What are examples of cellular accumulations of exogenous pigments?

Answer 33

Coal dust - leads to blackened lung tissue (anthracosis) and coal workers pneumoconiosis (fibrous) as the macrophages phagocytose pigments.
Tattooing

Question 34

What are examples of cellular accumulations of endogenous pigments?

Answer 34

Lipofuscin - brown pigment seen in aging cells
Haemosiderin - yellow/brown Fe storage molecule formed during excess Fe e.g.
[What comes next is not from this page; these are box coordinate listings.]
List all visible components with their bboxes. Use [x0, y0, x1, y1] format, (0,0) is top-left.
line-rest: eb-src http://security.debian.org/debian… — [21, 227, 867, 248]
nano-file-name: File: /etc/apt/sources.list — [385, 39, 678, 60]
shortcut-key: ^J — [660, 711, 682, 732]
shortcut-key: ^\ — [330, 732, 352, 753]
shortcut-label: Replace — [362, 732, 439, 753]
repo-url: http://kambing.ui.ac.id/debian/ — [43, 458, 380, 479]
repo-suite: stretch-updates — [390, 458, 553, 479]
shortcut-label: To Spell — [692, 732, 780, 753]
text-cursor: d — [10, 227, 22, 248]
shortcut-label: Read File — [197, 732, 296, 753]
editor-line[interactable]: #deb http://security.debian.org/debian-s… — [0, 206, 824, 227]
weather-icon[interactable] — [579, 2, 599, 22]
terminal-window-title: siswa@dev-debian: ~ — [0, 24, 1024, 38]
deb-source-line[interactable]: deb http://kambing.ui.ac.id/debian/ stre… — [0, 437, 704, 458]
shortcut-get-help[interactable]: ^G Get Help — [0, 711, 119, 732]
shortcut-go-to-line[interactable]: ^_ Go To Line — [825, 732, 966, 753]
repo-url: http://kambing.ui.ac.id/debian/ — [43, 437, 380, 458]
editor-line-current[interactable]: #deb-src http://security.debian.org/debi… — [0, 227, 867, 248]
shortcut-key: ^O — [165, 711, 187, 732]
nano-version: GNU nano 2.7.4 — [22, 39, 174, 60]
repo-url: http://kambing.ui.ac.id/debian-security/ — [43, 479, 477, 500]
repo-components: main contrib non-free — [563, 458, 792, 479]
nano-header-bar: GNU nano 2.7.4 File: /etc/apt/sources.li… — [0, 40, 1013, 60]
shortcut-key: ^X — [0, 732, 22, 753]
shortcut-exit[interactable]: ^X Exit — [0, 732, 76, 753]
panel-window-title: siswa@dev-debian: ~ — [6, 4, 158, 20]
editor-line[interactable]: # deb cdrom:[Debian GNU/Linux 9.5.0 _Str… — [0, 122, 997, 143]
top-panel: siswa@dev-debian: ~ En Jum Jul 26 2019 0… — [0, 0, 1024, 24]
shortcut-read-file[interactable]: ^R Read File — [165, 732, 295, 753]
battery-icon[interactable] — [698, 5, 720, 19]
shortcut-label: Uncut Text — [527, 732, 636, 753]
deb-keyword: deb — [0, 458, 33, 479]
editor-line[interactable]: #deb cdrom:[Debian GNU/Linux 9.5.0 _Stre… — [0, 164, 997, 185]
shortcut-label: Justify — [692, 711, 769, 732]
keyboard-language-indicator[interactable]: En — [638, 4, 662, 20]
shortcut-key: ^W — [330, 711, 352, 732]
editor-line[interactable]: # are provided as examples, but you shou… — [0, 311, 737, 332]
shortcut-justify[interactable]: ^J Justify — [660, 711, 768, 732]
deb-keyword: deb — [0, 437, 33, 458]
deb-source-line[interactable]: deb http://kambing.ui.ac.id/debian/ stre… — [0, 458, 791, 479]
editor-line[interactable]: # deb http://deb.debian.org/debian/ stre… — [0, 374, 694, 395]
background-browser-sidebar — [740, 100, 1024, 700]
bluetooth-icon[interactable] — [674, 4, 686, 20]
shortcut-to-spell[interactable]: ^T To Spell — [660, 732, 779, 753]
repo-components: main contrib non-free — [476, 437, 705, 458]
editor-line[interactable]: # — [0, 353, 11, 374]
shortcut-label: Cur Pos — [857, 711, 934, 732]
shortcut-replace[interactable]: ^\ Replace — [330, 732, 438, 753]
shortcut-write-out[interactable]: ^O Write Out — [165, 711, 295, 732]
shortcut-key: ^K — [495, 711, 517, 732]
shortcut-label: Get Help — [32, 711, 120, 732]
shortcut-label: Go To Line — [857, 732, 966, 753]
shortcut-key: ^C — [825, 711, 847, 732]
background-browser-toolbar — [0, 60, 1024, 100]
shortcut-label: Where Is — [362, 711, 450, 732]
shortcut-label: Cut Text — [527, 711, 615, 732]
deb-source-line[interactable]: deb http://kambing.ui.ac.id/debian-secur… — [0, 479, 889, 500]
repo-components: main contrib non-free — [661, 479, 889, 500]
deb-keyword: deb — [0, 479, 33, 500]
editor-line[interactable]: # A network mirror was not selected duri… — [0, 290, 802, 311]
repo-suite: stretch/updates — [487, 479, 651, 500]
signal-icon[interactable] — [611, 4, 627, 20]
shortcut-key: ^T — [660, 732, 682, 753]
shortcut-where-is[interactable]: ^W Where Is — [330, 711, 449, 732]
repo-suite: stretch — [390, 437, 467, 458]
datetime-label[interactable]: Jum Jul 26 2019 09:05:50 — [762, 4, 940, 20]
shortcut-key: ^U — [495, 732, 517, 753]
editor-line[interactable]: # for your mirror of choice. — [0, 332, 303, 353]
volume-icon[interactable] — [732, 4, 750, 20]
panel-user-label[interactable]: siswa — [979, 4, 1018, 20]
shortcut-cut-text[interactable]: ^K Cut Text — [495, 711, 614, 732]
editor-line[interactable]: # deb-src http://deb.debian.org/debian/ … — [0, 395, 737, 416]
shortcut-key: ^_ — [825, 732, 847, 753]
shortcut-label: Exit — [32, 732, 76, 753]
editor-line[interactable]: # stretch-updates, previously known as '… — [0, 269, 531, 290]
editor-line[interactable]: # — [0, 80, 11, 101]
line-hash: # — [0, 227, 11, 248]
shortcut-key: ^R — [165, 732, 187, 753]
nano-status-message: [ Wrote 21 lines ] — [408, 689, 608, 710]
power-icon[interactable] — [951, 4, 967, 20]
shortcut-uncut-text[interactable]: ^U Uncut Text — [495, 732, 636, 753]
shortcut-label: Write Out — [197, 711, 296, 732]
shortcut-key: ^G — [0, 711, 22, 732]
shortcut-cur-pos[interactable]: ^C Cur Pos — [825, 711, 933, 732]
Bruising
Bilirubin - when bile flow is obstructed, levels in blood increase

Question 35

What is dystrophic and metastatic calcification and where do they occur?

Answer 35

Both examples of pathological calcification - abnormal deposition of Ca in tissues.
Dystrophic - occurs in areas of dying tissue, atherosclerotic plaques and TB lymph nodes. No abnormality in Ca metabolism.
Metastatic - systemic hypercalcaemia

Question 36

What causes replicative senescence?

Answer 36

Telomeres shorten with each replication until they can no longer divide. Germ cells, stem cells and cancer cells produce the enzyme telomerase which allows the cells to divide indefinitely.